Mahendran Vasagam
How AI Learns to Route Queries: ML-Driven Resource Prediction for Distributed Data Platforms
Abstract:
Organizations operating distributed query engines across multiple compute clusters face a persistent challenge: routing queries to appropriately sized infrastructure. Current approaches such as round-robin, hash-based routing, and manual rules waste resources when simple queries land on oversized clusters and cause failures when complex queries overwhelm undersized ones. Production environments commonly experience 30-50% infrastructure waste and 15-25% query failure rates from these mismatches.
This talk presents a machine learning-based system that predicts query resource requirements before execution by vectorizing query execution plans and performing similarity search against historical performance data. The system employs three complementary approaches: feature-based k-NN similarity search for fast interpretable routing, gradient boosting for balanced production deployment, and graph neural networks that capture execution plan topology for maximum accuracy. An active learning feedback loop enables the system to adapt continuously to evolving workload patterns.
Drawing from experience building petabyte-scale data infrastructure in enterprise environments, the session covers real-world architecture decisions, production deployment considerations, and measurable outcomes including 78% routing accuracy, 80% reduction in query failures, and 40% infrastructure cost savings. Attendees will gain practical insights into applying ML techniques to distributed systems optimization, applicable to any organization managing multi-cluster query workloads
Profile:
Mahendran Vasagam is a Staff Software Engineer at Slack, specializing in data engineering, with hands-on experience building and operating distributed query engines, compute platforms, and orchestration systems at petabyte scale. His production experience managing multi-cluster environments and optimizing infrastructure efficiency motivated his research into ML-driven query routing.

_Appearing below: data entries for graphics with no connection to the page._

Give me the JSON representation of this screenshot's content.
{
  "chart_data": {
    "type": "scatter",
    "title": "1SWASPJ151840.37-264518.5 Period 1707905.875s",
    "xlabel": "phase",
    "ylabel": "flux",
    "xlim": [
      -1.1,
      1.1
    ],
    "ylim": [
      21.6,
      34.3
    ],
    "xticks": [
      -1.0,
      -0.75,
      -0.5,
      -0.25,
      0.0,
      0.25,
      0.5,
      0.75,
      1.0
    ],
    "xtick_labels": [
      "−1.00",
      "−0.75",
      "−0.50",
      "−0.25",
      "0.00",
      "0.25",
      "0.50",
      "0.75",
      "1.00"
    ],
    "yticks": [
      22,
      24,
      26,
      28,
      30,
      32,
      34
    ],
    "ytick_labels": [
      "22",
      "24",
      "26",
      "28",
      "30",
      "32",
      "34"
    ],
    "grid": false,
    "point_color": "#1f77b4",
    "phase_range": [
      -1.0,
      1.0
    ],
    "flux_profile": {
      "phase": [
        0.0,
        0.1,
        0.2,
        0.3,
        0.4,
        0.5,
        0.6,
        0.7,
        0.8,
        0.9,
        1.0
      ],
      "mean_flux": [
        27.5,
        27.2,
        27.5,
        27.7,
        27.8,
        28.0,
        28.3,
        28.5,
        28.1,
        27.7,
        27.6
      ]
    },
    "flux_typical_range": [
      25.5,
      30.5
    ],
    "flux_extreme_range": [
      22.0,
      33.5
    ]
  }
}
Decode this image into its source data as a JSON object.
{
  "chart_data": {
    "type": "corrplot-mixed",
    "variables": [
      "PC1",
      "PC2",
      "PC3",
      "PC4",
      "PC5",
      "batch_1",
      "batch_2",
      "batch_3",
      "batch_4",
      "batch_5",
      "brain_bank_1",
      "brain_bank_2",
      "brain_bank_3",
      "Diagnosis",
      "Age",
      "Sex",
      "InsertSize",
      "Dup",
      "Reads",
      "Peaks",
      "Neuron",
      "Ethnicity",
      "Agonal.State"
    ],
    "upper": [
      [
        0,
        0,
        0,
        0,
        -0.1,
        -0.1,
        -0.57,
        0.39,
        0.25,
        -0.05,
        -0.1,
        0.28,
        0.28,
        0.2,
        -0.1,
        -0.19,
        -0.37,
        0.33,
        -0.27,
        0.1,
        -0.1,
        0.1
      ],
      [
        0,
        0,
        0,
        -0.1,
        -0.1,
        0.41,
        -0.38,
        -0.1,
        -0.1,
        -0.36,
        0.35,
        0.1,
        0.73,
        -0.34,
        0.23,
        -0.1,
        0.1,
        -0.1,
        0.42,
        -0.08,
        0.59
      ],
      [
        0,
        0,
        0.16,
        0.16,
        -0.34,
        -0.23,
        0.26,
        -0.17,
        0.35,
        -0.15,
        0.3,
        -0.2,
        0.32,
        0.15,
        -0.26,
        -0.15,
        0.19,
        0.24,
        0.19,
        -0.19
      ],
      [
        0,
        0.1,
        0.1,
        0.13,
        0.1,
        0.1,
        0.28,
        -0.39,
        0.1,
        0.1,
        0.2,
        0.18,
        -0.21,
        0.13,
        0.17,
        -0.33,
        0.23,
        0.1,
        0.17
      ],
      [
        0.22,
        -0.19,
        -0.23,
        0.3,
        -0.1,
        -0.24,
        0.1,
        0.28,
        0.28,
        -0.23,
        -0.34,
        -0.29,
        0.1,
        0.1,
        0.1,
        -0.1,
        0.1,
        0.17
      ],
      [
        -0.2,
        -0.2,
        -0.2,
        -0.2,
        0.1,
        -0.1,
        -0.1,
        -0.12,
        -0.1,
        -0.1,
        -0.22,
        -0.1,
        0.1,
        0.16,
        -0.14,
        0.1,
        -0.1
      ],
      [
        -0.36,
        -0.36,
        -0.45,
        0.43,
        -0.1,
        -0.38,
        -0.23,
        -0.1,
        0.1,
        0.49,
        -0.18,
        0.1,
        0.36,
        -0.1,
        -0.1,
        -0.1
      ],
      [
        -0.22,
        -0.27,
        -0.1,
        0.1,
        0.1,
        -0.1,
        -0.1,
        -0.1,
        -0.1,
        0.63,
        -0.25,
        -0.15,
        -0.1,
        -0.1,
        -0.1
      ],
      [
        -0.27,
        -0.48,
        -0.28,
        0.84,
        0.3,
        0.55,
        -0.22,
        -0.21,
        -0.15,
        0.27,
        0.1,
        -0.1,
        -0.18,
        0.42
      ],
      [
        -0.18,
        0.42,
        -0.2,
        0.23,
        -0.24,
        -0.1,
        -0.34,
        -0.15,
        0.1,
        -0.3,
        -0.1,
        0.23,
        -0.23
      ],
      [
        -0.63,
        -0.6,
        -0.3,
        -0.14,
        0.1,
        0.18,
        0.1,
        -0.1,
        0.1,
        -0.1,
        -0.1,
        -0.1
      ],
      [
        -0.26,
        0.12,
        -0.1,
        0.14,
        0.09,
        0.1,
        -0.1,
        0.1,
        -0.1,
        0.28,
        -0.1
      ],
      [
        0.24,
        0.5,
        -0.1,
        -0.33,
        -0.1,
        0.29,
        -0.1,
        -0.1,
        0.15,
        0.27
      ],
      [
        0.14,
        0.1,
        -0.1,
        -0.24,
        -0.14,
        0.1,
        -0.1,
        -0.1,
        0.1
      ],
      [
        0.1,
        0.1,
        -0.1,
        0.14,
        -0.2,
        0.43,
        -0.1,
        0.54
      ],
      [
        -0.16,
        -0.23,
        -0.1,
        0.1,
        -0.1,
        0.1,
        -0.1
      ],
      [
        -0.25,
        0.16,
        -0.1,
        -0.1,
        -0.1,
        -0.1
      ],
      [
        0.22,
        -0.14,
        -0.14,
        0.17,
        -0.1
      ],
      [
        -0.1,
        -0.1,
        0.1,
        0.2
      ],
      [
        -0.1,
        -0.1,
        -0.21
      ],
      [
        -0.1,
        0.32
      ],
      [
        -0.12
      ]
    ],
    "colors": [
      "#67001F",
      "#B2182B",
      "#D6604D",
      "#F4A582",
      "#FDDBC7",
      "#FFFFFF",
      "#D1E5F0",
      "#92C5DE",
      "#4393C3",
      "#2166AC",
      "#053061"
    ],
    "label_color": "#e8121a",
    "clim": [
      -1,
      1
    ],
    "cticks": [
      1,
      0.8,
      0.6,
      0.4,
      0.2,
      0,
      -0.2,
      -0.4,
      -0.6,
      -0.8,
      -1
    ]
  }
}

With 20+ years of experience spanning data platform engineering, distributed systems, cloud security, and network security, Mahendran has held senior technical roles at multiple technology companies including two startups acquired by major enterprises. As a founding engineer at Skyhigh Networks (acquired by McAfee), he helped build the platform that defined the Cloud Access Security Broker (CASB) market, scaling to 500+ enterprise customers and processing 10 billion security events daily. He also served as Principal Engineer at Armorblox (acquired by Cisco), building AI-driven email security infrastructure. Mahendran is an IEEE Senior Member and serves on the IEEE Consumer Technology Society Technical Committee for Security and Privacy in Consumer Technology. He also serves as a peer reviewer and Technical Program Committee (TPC) member for international conferences and journals, including ACM SIGCHI, ACM DIS, ACM PEARC, ICLR, IEEE ICCE-Taiwan.